The deal will see Bally’s pay $2.74bn in cash, or $18.50 per Gamesys share. Shareholders can exchange their holding for 0.343 newly issued Bally’s shares per Gamesys share.
A special meeting is scheduled for June 30 for shareholders to vote on a deal that will see a transformation of Bally’s board. Lee Fenton, currently chief executive of Gamesys, would become chief executive of the combined group.
Meanwhile, Bally’s chief executive George Papanier, would remain in charge of the land-based business.
There are currently 42,452,582 shares of Bally’s common stock outstanding and entitled to vote.
Bally’s board stated: “Bally’s believes that the online gambling and sports betting sector in the US continues to exhibit many characteristics that are structurally attractive with a steep anticipated growth trajectory as favorable regulatory progress throughout the US leads to the opening of new sports betting and igaming markets.
“Bally’s believes that having a combination of both proven, developed technology and land-based platforms across key U.S. states, with global brands, existing customer bases and complementary product offerings will be key to taking advantage of these growth opportunities.”

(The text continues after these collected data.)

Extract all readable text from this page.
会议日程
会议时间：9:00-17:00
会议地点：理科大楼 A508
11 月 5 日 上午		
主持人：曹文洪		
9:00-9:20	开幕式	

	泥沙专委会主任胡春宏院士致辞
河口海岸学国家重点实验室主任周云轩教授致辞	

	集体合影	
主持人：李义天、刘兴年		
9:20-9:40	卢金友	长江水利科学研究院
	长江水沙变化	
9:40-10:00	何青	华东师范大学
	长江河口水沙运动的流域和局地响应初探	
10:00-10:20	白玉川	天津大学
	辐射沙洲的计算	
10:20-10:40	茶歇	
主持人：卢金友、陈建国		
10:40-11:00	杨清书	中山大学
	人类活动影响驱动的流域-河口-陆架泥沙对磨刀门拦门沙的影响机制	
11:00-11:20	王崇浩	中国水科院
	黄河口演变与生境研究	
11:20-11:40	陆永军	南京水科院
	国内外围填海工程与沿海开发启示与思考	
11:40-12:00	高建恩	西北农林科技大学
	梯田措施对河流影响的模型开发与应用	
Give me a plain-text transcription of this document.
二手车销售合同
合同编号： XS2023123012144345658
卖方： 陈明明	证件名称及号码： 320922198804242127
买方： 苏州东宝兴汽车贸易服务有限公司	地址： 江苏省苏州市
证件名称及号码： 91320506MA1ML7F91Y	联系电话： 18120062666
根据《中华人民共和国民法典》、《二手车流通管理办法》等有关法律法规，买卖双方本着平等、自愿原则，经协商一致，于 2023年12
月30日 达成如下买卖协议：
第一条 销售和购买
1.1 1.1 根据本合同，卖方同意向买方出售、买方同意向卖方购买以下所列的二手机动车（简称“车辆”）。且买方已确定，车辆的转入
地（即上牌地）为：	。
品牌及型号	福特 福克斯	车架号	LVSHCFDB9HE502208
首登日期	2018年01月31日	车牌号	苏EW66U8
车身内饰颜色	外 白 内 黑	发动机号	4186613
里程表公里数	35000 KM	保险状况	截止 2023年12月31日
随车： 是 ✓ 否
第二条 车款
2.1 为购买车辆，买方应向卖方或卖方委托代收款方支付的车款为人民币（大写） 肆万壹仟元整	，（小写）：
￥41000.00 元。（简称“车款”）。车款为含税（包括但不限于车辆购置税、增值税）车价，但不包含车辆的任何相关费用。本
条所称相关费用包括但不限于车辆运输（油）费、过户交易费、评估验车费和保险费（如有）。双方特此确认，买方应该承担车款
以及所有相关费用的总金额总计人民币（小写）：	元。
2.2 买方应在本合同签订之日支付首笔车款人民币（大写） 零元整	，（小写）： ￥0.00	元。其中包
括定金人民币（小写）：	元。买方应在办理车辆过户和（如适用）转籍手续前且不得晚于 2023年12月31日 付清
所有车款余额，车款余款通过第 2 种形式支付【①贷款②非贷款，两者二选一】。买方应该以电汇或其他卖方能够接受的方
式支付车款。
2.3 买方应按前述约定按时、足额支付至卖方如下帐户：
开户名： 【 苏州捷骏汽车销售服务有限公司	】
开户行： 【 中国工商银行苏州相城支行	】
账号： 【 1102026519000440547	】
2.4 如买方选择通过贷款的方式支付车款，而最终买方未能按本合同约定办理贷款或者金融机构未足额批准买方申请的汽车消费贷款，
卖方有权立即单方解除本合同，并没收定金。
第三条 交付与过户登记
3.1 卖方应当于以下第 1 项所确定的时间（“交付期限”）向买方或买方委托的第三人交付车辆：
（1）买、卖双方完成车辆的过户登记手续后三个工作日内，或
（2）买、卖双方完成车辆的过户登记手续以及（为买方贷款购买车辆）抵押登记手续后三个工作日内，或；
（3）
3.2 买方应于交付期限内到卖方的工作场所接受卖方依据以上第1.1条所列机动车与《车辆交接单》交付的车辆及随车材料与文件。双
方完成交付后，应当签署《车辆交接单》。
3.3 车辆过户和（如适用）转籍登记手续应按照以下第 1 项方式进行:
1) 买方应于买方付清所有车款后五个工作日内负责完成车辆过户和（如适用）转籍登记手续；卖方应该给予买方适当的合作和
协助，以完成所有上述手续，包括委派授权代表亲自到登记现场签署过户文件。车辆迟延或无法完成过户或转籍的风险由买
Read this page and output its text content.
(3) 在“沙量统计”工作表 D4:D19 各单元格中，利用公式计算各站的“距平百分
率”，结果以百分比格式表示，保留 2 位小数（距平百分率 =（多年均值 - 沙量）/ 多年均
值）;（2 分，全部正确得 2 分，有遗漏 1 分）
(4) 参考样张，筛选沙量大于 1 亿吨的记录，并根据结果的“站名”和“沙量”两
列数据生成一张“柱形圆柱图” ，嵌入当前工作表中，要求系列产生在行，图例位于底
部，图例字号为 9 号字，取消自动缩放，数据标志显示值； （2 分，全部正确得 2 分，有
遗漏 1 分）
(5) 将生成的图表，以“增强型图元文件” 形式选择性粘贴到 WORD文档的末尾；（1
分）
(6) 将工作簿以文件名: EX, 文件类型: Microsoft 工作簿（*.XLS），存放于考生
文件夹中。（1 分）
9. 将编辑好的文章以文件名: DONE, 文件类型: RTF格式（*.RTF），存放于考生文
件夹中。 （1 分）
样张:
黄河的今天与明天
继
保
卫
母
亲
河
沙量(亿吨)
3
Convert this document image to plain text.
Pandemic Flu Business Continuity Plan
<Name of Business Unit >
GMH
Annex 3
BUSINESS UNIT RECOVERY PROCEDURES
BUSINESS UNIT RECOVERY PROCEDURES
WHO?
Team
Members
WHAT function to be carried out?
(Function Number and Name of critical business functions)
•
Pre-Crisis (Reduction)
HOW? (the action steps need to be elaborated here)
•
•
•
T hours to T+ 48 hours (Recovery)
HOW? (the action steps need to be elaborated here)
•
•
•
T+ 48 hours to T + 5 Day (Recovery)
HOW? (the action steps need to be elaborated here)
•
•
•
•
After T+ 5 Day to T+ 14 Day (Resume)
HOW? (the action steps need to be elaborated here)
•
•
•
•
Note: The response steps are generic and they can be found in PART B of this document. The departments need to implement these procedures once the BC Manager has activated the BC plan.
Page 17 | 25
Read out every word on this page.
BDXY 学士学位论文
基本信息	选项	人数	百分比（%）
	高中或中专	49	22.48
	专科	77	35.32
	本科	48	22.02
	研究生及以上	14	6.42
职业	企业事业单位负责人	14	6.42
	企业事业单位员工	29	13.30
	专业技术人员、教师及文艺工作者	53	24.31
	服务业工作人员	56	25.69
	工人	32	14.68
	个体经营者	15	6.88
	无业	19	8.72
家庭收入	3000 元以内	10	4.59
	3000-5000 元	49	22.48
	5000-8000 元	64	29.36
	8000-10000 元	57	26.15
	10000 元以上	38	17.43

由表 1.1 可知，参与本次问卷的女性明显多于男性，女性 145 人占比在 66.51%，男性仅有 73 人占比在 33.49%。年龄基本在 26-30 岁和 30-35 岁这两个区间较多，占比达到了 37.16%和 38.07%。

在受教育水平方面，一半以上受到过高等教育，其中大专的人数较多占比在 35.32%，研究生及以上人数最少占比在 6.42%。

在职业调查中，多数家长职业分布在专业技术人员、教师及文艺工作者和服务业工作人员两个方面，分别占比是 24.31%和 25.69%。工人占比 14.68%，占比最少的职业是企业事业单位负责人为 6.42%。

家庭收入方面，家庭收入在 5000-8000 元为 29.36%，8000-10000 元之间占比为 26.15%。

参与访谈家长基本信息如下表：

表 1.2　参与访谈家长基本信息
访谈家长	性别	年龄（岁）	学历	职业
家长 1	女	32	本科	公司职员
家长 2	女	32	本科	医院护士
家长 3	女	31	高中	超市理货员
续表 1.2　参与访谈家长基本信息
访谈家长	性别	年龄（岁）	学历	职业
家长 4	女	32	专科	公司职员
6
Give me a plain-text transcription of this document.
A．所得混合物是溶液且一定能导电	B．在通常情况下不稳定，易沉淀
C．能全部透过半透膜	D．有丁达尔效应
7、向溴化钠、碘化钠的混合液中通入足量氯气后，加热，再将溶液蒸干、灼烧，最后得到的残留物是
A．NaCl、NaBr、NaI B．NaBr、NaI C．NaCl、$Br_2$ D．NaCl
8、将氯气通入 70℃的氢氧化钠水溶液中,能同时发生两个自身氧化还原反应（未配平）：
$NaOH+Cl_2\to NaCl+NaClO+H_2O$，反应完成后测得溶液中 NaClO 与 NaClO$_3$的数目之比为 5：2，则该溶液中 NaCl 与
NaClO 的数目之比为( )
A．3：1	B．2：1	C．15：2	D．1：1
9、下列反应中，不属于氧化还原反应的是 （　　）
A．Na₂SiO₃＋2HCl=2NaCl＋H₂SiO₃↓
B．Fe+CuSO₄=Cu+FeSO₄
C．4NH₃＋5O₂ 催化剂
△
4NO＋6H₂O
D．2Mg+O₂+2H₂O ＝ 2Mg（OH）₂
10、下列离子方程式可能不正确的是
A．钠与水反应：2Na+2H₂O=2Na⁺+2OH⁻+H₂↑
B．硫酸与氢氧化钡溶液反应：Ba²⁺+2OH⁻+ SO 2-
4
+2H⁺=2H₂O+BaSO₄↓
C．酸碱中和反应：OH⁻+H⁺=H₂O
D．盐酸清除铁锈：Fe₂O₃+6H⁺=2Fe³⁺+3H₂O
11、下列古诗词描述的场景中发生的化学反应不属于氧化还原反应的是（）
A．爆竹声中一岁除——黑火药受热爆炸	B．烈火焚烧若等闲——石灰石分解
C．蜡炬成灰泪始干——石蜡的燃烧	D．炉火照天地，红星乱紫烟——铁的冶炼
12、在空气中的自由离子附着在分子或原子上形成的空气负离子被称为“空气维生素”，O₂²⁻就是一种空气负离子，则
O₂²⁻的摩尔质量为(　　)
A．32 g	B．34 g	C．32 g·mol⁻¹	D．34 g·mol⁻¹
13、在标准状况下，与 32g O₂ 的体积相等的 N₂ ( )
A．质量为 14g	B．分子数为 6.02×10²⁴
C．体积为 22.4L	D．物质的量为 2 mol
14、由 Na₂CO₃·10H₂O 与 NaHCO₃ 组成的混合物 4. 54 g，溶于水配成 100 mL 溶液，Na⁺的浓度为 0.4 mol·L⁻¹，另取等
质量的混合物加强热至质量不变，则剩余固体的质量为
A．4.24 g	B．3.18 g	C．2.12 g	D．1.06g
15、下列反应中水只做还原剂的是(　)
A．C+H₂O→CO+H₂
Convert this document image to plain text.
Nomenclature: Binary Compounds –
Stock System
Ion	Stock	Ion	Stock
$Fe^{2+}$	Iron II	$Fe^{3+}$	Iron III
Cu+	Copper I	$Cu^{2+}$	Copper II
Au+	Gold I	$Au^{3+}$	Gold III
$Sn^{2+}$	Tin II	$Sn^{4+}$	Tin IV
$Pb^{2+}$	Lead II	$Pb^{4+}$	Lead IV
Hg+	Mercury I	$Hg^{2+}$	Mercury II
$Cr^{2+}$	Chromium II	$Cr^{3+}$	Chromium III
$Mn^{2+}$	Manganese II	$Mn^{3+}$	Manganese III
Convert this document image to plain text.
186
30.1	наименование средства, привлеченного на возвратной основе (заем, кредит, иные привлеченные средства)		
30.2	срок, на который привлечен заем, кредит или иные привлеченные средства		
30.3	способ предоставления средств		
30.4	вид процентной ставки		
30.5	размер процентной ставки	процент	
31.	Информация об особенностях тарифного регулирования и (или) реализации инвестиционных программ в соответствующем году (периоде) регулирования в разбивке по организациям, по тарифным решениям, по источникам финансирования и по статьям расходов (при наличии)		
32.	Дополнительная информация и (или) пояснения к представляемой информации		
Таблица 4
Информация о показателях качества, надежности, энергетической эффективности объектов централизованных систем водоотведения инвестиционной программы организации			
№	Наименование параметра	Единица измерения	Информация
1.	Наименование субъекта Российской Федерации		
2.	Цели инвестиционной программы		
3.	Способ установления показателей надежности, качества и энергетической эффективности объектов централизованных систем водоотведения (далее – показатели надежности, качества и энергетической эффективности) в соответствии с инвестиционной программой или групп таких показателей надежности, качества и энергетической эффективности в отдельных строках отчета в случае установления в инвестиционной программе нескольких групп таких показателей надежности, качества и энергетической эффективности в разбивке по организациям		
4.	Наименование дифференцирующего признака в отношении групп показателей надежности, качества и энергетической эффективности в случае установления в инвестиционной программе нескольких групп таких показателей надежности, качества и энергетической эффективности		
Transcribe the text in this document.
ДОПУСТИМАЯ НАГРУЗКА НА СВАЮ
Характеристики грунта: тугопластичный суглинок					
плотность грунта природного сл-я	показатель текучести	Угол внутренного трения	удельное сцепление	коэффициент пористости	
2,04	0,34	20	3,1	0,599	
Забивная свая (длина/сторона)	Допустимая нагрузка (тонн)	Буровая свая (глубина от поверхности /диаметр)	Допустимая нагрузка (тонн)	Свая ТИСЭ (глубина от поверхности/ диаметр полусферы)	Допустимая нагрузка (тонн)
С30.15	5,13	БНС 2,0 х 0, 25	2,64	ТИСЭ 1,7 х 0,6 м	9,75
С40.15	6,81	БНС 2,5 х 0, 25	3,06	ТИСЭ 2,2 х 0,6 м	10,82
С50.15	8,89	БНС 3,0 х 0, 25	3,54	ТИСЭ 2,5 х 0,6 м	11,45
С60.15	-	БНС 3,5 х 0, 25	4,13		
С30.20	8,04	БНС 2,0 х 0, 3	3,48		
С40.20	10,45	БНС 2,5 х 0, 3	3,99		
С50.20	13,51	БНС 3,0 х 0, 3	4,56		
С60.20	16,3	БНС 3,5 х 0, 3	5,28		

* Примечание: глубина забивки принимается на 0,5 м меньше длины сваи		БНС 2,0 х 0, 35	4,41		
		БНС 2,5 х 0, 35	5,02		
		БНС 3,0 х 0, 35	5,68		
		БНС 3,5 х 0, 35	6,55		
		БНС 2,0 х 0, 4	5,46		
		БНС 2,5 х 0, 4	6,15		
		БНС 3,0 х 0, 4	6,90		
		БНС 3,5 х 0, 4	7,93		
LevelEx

The merger is set to close in Q4 of this year, subject to regulatory approval.
Bally’s-Gamesys merger: how it will be financed
According to the documents distributed to Bally’s shareholders ahead of the deal, real estate investment trust Gaming and Leisure Properties (GLPI) will purchase shares or warrants in Bally’s stock of up to $500m, at a price that is yet to be determined.
In addition, a series of banks including Deutsche Bank and Goldman Sachs have agreed to provide bridge term loan facilities up to £1.44bn, plus an additional €336m.
As part of the deal, a new Bally’s subsidiary named Bidco will be created, which will acquire Gamesys.